Galili R, Nesher N, Sharony R, Uretzy G, Saute M
Dept. of Cardiothoracic Surgery, Carmel Medical Center and Rappaport Faculty of Medicine, Technion, Haifa.
Harefuah. 2001 Feb;140(2):91-4, 192.
Recent advances in optics, video systems and endoscopic operating instruments have led to increasing application of thoracoscopic surgery, as it has become easier to perform and more accurate. We performed 586 video-assisted thoracic surgical procedures for diagnosis and treatment (May 1992-Dec. 1998) 127 were for diagnostic thoracoscopy and 79 for pleurodesis. 380 cases of operative thoracoscopy included pulmonary wedge resection (for interstitial lung disease, benign and malignant pulmonary tumors and pulmonary metastases) bullectomy, management of empyema, pleural tumor biopsy, thoracic sympathectomy, pericardial window formation, thoracic spinal procedures and resection of posterior mediastinal cysts. Recently we have had good experience in evacuating blood and blood clots from the thorax which accumulated after cardiac and thoracic surgery. Patients were placed in the lateral thoracotomy position and were ventilated with a double-lumen endotracheal tube, enabling collapse of the operated lung.

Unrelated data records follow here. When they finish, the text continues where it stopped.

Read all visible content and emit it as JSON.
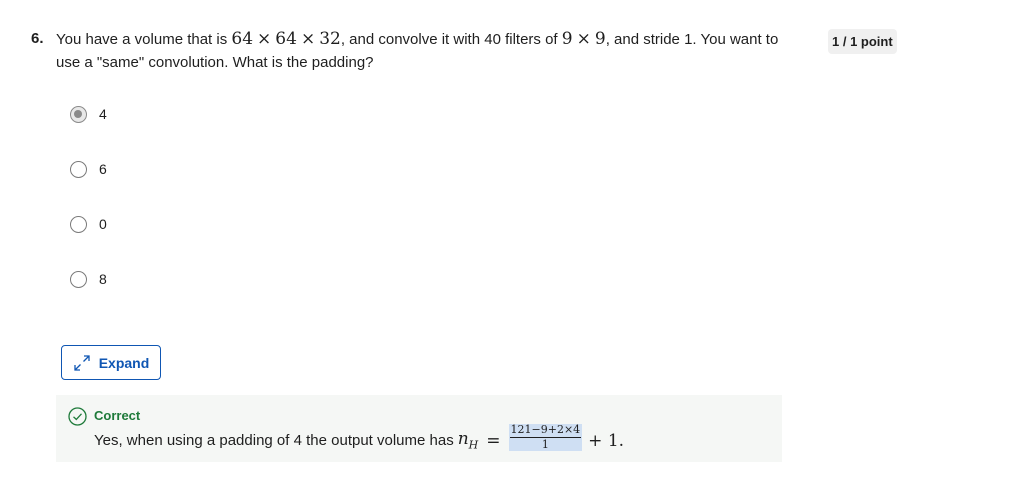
{
  "question": {
    "number": "6.",
    "text_part1": "You have a volume that is ",
    "dim1": "64",
    "times": "×",
    "dim2": "64",
    "dim3": "32",
    "text_part2": ", and convolve it with 40 filters of ",
    "filter1": "9",
    "filter2": "9",
    "text_part3": ", and stride 1. You want to use a \"same\" convolution. What is the padding?"
  },
  "points_badge": "1 / 1 point",
  "options": [
    {
      "label": "4",
      "selected": true
    },
    {
      "label": "6",
      "selected": false
    },
    {
      "label": "0",
      "selected": false
    },
    {
      "label": "8",
      "selected": false
    }
  ],
  "expand_button": {
    "label": "Expand",
    "icon": "expand-arrows-icon",
    "color": "#0f56b3"
  },
  "feedback": {
    "status": "Correct",
    "status_color": "#1e7a3a",
    "text": "Yes, when using a padding of 4 the output volume has",
    "var": "n",
    "var_sub": "H",
    "eq": "=",
    "frac_num": "121−9+2×4",
    "frac_den": "1",
    "tail": "+ 1."
  }
}
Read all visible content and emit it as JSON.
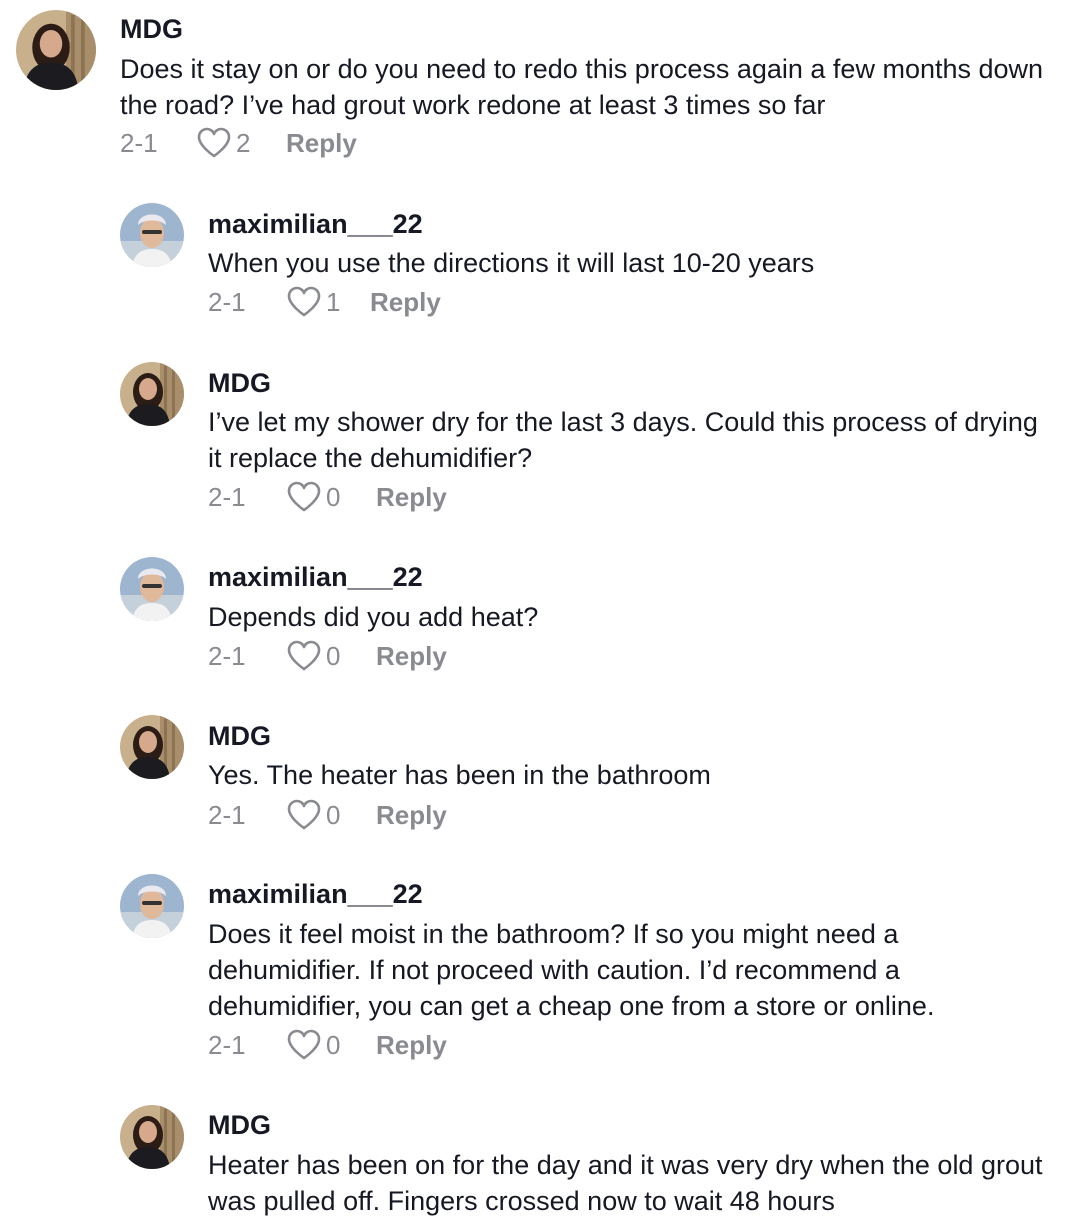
{
  "comments": [
    {
      "username": "MDG",
      "text": "Does it stay on or do you need to redo this process again a few months down the road? I’ve had grout work redone at least 3 times so far",
      "date": "2-1",
      "likes": "2",
      "reply": "Reply",
      "avatar": "woman-avatar"
    },
    {
      "username": "maximilian___22",
      "text": "When you use the directions it will last 10-20 years",
      "date": "2-1",
      "likes": "1",
      "reply": "Reply",
      "avatar": "man-cap-avatar"
    },
    {
      "username": "MDG",
      "text": "I’ve let my shower dry for the last 3 days. Could this process of drying it replace the dehumidifier?",
      "date": "2-1",
      "likes": "0",
      "reply": "Reply",
      "avatar": "woman-avatar"
    },
    {
      "username": "maximilian___22",
      "text": "Depends did you add heat?",
      "date": "2-1",
      "likes": "0",
      "reply": "Reply",
      "avatar": "man-cap-avatar"
    },
    {
      "username": "MDG",
      "text": "Yes. The heater has been in the bathroom",
      "date": "2-1",
      "likes": "0",
      "reply": "Reply",
      "avatar": "woman-avatar"
    },
    {
      "username": "maximilian___22",
      "text": "Does it feel moist in the bathroom? If so you might need a dehumidifier. If not proceed with caution. I’d recommend a dehumidifier, you can get a cheap one from a store or online.",
      "date": "2-1",
      "likes": "0",
      "reply": "Reply",
      "avatar": "man-cap-avatar"
    },
    {
      "username": "MDG",
      "text": "Heater has been on for the day and it was very dry when the old grout was pulled off. Fingers crossed now to wait 48 hours",
      "date": "",
      "likes": "",
      "reply": "",
      "avatar": "woman-avatar"
    }
  ]
}
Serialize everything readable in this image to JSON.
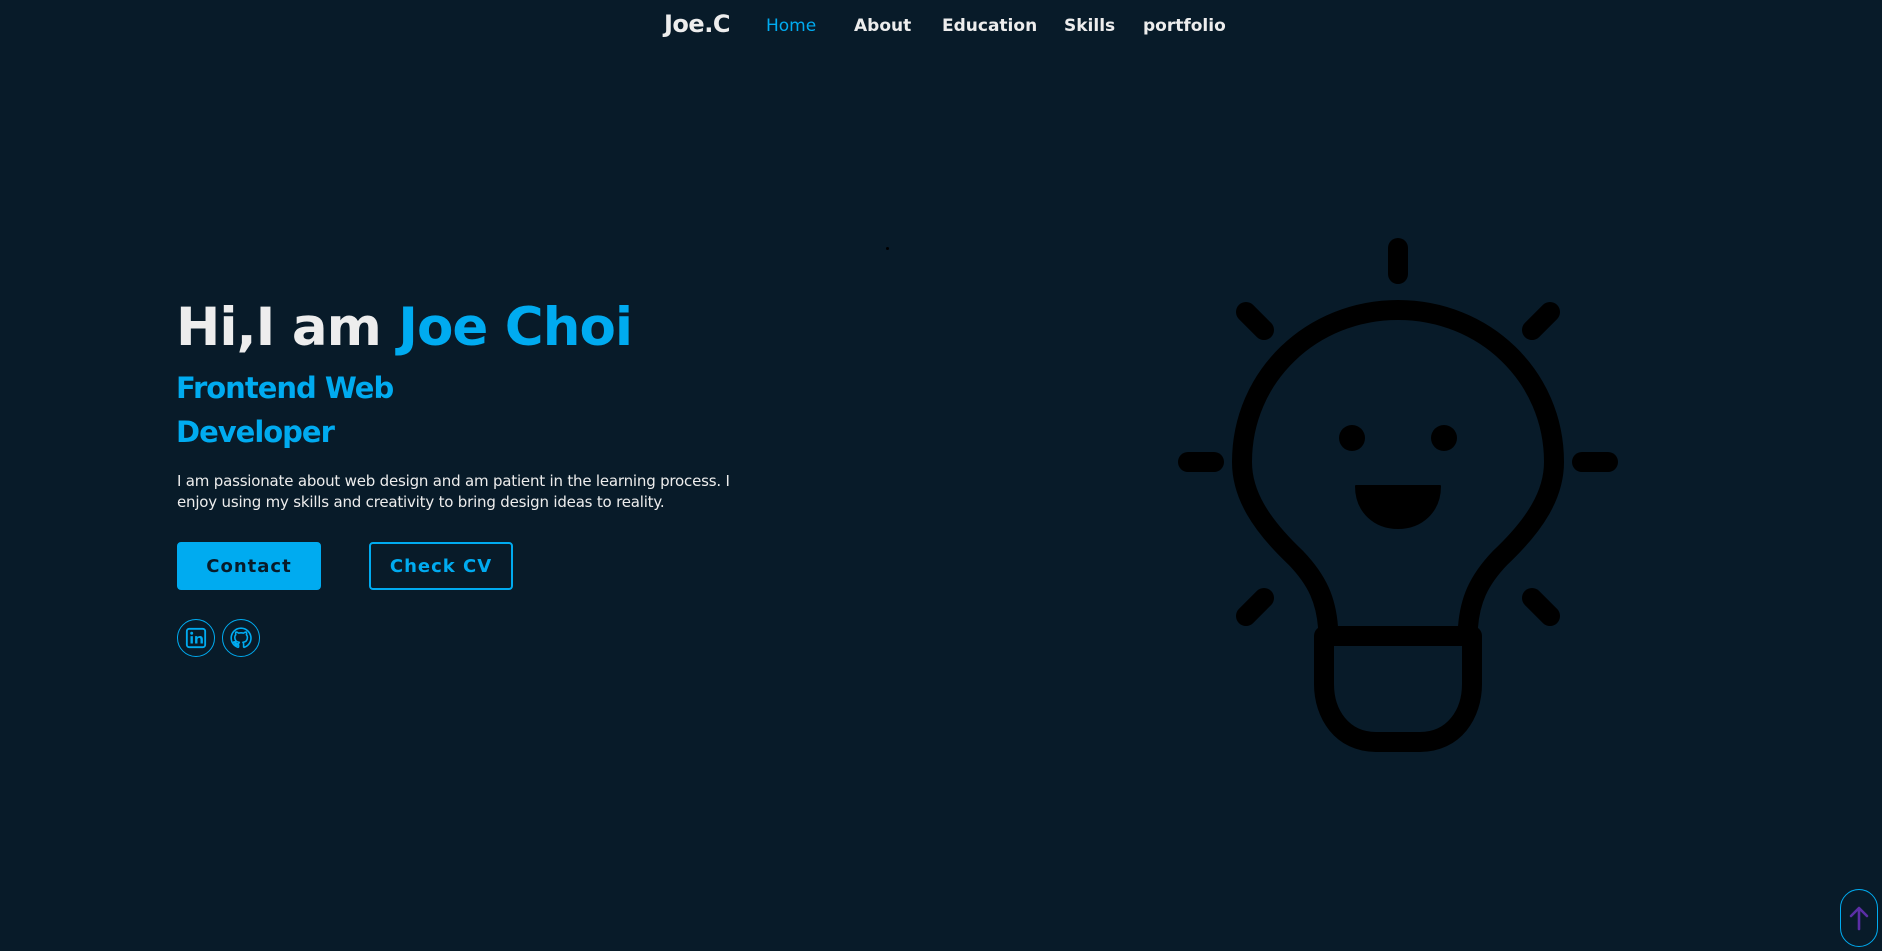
{
  "header": {
    "logo": "Joe.C",
    "nav": [
      {
        "label": "Home",
        "active": true
      },
      {
        "label": "About",
        "active": false
      },
      {
        "label": "Education",
        "active": false
      },
      {
        "label": "Skills",
        "active": false
      },
      {
        "label": "portfolio",
        "active": false
      }
    ]
  },
  "home": {
    "greeting": "Hi,I am",
    "name": "Joe Choi",
    "role_line1": "Frontend Web",
    "role_line2": "Developer",
    "bio": "I am passionate about web design and am patient in the learning process. I enjoy using my skills and creativity to bring design ideas to reality.",
    "buttons": {
      "contact": "Contact",
      "cv": "Check CV"
    },
    "social": [
      {
        "icon": "linkedin-icon"
      },
      {
        "icon": "github-icon"
      }
    ],
    "illustration": {
      "icon": "lightbulb-smiley-icon"
    }
  },
  "scroll_top": {
    "icon": "arrow-up-icon"
  },
  "colors": {
    "background": "#081b29",
    "accent": "#00abf0",
    "text": "#ededed",
    "illustration": "#000000",
    "scroll_arrow": "#5b2ea6"
  }
}
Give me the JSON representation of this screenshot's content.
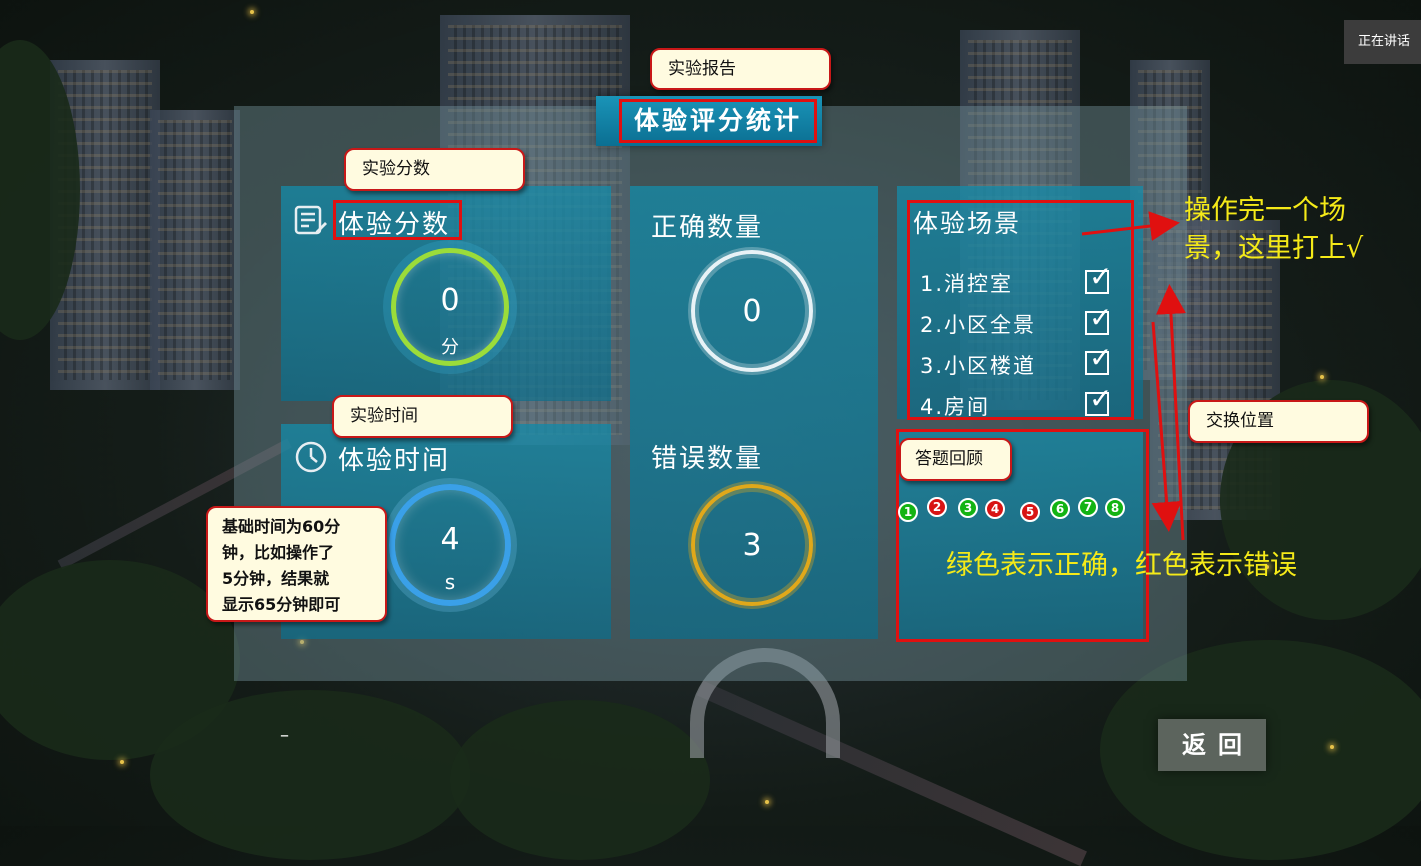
{
  "header": {
    "speaking_status": "正在讲话",
    "title": "体验评分统计"
  },
  "score_card": {
    "label": "体验分数",
    "value": "0",
    "unit": "分"
  },
  "time_card": {
    "label": "体验时间",
    "value": "4",
    "unit": "s"
  },
  "correct_card": {
    "label": "正确数量",
    "value": "0"
  },
  "wrong_card": {
    "label": "错误数量",
    "value": "3"
  },
  "scene_card": {
    "label": "体验场景",
    "items": [
      {
        "label": "1.消控室",
        "checked": true
      },
      {
        "label": "2.小区全景",
        "checked": true
      },
      {
        "label": "3.小区楼道",
        "checked": true
      },
      {
        "label": "4.房间",
        "checked": true
      }
    ],
    "check_glyph": "✓"
  },
  "review_card": {
    "answers": [
      {
        "num": "1",
        "status": "correct"
      },
      {
        "num": "2",
        "status": "wrong"
      },
      {
        "num": "3",
        "status": "correct"
      },
      {
        "num": "4",
        "status": "wrong"
      },
      {
        "num": "5",
        "status": "wrong"
      },
      {
        "num": "6",
        "status": "correct"
      },
      {
        "num": "7",
        "status": "correct"
      },
      {
        "num": "8",
        "status": "correct"
      }
    ]
  },
  "annotations": {
    "report": "实验报告",
    "score": "实验分数",
    "time": "实验时间",
    "time_note_lines": [
      "基础时间为60分",
      "钟，比如操作了",
      "5分钟，结果就",
      "显示65分钟即可"
    ],
    "swap": "交换位置",
    "review": "答题回顾",
    "scene_note_lines": [
      "操作完一个场",
      "景，这里打上√"
    ],
    "color_note": "绿色表示正确，红色表示错误"
  },
  "footer": {
    "back_label": "返回",
    "cursor_mark": "–"
  },
  "colors": {
    "correct": "#13b313",
    "wrong": "#d81414",
    "annotation_red": "#e01010",
    "note_yellow": "#f5ea18",
    "score_ring": "#9bdc3a",
    "time_ring": "#3aa0e8",
    "wrong_ring": "#e0a81a"
  }
}
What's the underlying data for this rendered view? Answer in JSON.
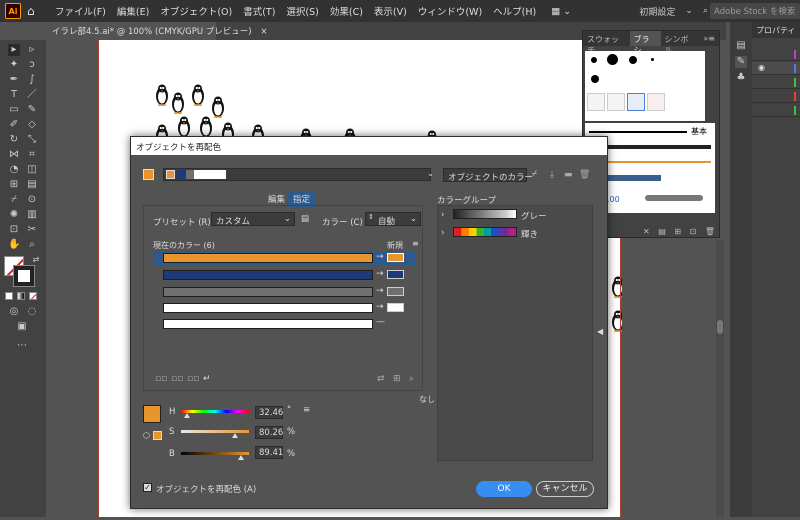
{
  "app": {
    "logo": "Ai"
  },
  "menubar": {
    "items": [
      "ファイル(F)",
      "編集(E)",
      "オブジェクト(O)",
      "書式(T)",
      "選択(S)",
      "効果(C)",
      "表示(V)",
      "ウィンドウ(W)",
      "ヘルプ(H)"
    ],
    "workspace": "初期設定",
    "search_placeholder": "Adobe Stock を検索"
  },
  "document_tab": {
    "title": "イラレ部4.5.ai* @ 100% (CMYK/GPU プレビュー)",
    "close": "×"
  },
  "swatch_panel": {
    "tabs": [
      "スウォッチ",
      "ブラシ",
      "シンボル"
    ],
    "brush_label": "基本",
    "brush_value": ".00"
  },
  "properties_panel": {
    "title": "プロパティ"
  },
  "dialog": {
    "title": "オブジェクトを再配色",
    "color_source": "オブジェクトのカラー",
    "tabs": {
      "edit": "編集",
      "assign": "指定"
    },
    "preset_label": "プリセット (R) :",
    "preset_value": "カスタム",
    "colors_label": "カラー (C) :",
    "colors_value": "自動",
    "current_colors_label": "現在のカラー (6)",
    "new_label": "新規",
    "color_groups_label": "カラーグループ",
    "groups": [
      {
        "name": "グレー"
      },
      {
        "name": "輝き"
      }
    ],
    "none_label": "なし",
    "hsb": {
      "h_label": "H",
      "h_value": "32.46",
      "h_unit": "°",
      "s_label": "S",
      "s_value": "80.26",
      "s_unit": "%",
      "b_label": "B",
      "b_value": "89.41",
      "b_unit": "%"
    },
    "recolor_checkbox": "オブジェクトを再配色 (A)",
    "ok": "OK",
    "cancel": "キャンセル"
  },
  "colors": {
    "orange": "#e8952e",
    "navy": "#1f3a78",
    "gray": "#707070",
    "white": "#ffffff",
    "ok_blue": "#378ef0"
  }
}
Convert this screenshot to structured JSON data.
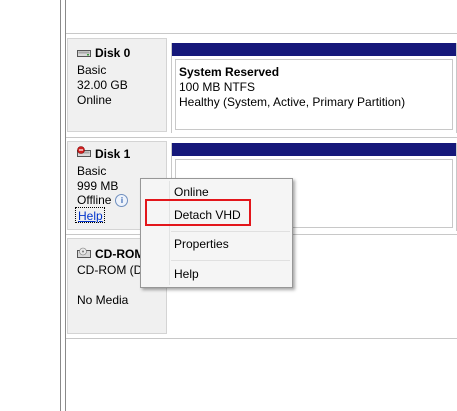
{
  "disks": [
    {
      "name": "Disk 0",
      "type": "Basic",
      "size": "32.00 GB",
      "status": "Online",
      "partition": {
        "name": "System Reserved",
        "size_fs": "100 MB NTFS",
        "health": "Healthy (System, Active, Primary Partition)"
      }
    },
    {
      "name": "Disk 1",
      "type": "Basic",
      "size": "999 MB",
      "status": "Offline",
      "help": "Help"
    },
    {
      "name": "CD-ROM",
      "type": "CD-ROM (D",
      "media": "No Media"
    }
  ],
  "context_menu": {
    "items": [
      "Online",
      "Detach VHD",
      "Properties",
      "Help"
    ],
    "highlighted": "Detach VHD"
  },
  "colors": {
    "partition_bar": "#16187a",
    "highlight_box": "#e3161b"
  }
}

The operating approach was through 1-3 thoracic ports. Mean operation time was 55 minutes, chest-tubes remained for 2.2 days (mean) and mean hospitalization was 3.3 days. There were no wound infections or significant postoperative complications. 5 patients had air leaks longer than 7 days; none required further surgical intervention. There was intercostal neuralgia and Horner's syndrome after thoracic sympathectomy (1 each) In cases in-which localizing the parenchymal lesion was difficult, the lung was palpated directly by inserting a finger through a small incision or a mini-thoracotomy. Conversion to thoracotomy was performed when primary malignancy of lung was diagnosed by frozen section. Only 2 patients had thoracotomy for uncontrolled bleeding. Thoracoscopy is a minimally invasive surgical technique with very low morbidity and high diagnostic accuracy. Postoperative recovery is brief and uneventful.
光学、视频系统和内镜手术器械的最新进展使得胸腔镜手术的应用日益增多,因为其操作变得更加简便且精准。1992年5月至1998年12月期间,我们共进行了586例电视辅助胸腔外科手术用于诊断和治疗,其中127例为诊断性胸腔镜检查,79例为胸膜固定术。380例手术胸腔镜检查包括肺楔形切除术(用于间质性肺疾病、良性和恶性肺肿瘤及肺转移瘤)、肺大疱切除术、脓胸处理、胸膜肿瘤活检、胸交感神经切除术、心包开窗术、胸椎手术以及后纵隔囊肿切除术。最近,我们在清除心脏和胸外科手术后胸腔内积聚的血液和血凝块方面积累了良好经验。患者取侧卧位开胸体位,使用双腔气管内导管通气,使患侧肺萎陷。手术通过1 - 3个胸壁切口进行。平均手术时间为55分钟,胸管留置时间平均为2.2天,平均住院时间为3.3天。无伤口感染或明显的术后并发症。5例患者气胸漏气时间超过7天,均无需进一步手术干预。胸交感神经切除术后出现肋间神经痛和霍纳综合征各1例。在难以定位实质性病变的情况下,可通过小切口或迷你开胸术插入手指直接触诊肺脏。当冰冻切片诊断为原发性肺癌时改行开胸手术。仅2例患者因出血无法控制而行开胸手术。胸腔镜检查是一种微创外科技术,发病率极低且诊断准确性高。术后恢复迅速且顺利。